‘Bête Noire’ is set in Piccadilly during the long winter between the Battle of Alamein and the Normandy invasion. At the time, the 24-year-old Douglas had pretty much recovered from wounds inflicted by German 88s in the Western Desert and by spring he was back in action. On 9 June, three days after landing in France, he was killed behind enemy lines. We can trace the beast to a passage in From Alamein to Zem Zem, in which he describes his escape from a blasted tank over a minefield of wrecked armour and oil-stained corpses:
Presently I saw two men crawling on the ground … I recognised one as Robin. His left foot was smashed to pulp, mingled with the remainder of a boot. But as I spoke to Robin saying, ‘Have you got a tourniquet, Robin?’ and he answered apologetically, ‘I’m afraid I haven’t, Peter,’ I looked at the second man. Only his clothes distinguished him as a human being, and they were badly charred. His face was gone: in place of it was a huge yellow vegetable. The eyes blinked in it, eyes without lashes, and a grotesque huge mouth dribbled and moaned like a child exhausted with crying.

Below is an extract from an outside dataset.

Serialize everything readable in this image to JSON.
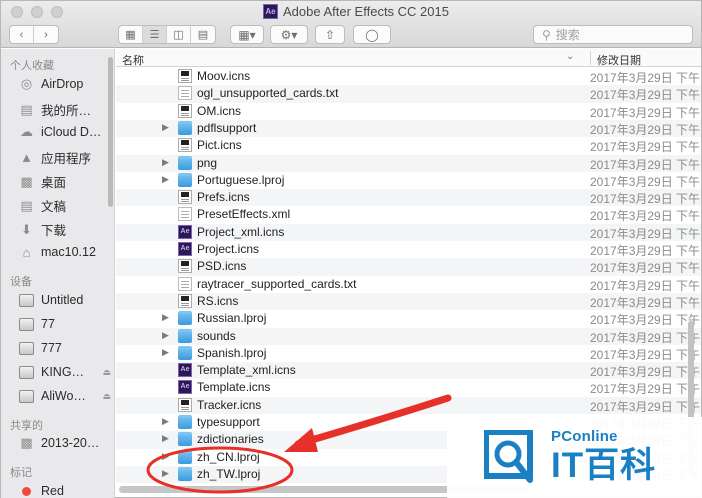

For most combatants, the numbing effects of such battlefield nightmares are relatively short-lived; for some they last a lifetime. The more permanently affected were said in the past to have been ‘touched with fire’ (the American Civil War), suffering from ‘shell-shock’ (World War One) or afflicted by ‘traumatic neurosis’ (World War Two). In each instance the symptoms that patients displayed seemed to split along class lines. ‘Officers complain of nightmares and bellyaches, enlisted men think they’ve been paralysed,’ our psychiatry instructors told us at Fort Sam Houston after the Korean War.
The syndrome was codified after Vietnam. The beast on the back – and a grab-bag of other distressing symptoms – came to be called Post-Traumatic Stress Disorder or PTSD. According to the American Psychiatric Association, the official definition of this condition requires a traumatic event ‘outside the range of usual human experience … one that would be markedly distressing to almost anyone’, followed by such symptoms as repetitive recall of the trauma, psychological numbing, amnesia, insomnia or other forms of automatic arousal. Readers of Robert Graves, Siegfried Sassoon or Pat Barker should not be surprised that this description of PTSD turns out to have a strong resemblance to the description of shell-shock that has become part of the modern literary tradition: the psychiatrists are, after all, simply describing the same beast on different backs.
It might be argued that the beast has been there since records were kept; nightmares have been with us always. Among physicians, Hippocrates had the first look: ‘but the worst of all is to get no sleep either night or day; for it follows from this symptom that the insomnolency is connected with sorrow and pain.’ Two better-known passages suggest something resembling PTSD: Hotspur, with beads of sweat on his brow, rolls in sleep restlessly to mutter ‘Of prisoners ransomed and of soldiers slain/And all the currents of a heady fight’. Guilt after mischief leads the Macbeths to
eat our meal in fear and sleep
In the affliction of these terrible dreams
That shake us nightly: better be with the dead
Whom we, to gain our peace, have sent to peace.
Kipling joined military to civilian motifs and added the element of class in ‘Gentlemen Rankers’:
If the home we never write to, and the oaths we never keep,
And all we know most distant and most dear,
Across the snoring barrack-room returns to break our sleep,
Can you blame us if we soak ourselves in beer?
When the drunken comrade mutters and the great guard-lantern sputters
And the horror of our fall is written plain,
Every secret, self-revealing on the aching whitewashed ceiling.
Do you wonder that we drug ourselves from pain?
Allan Young, in his scholarly study of the ‘invention’ of PTSD, would disagree with the notion that it has always been with us, arguing that ‘the traumatic memory is a man-made object. It originates in the scientific and clinical discourses of the 19th century; before that time there is unhappiness, despair and disturbing recollections, but no traumatic memory, in the sense that we know it today.’ His book is a lucid case-study of the way medicine and society have managed to build up this man-made disorder over the past century and a half. A medical anthropologist at McGill University, Young has also done some fieldwork of his own and describes his observations at the National Centre for the Treatment of War-Related Post-Traumatic Stress Disorder, located somewhere in the Midwest of the United States. He visited the Veterans Administration centre 13 years after the troops left Vietnam; his transcripts convince us that for many of those vets the battle still rages.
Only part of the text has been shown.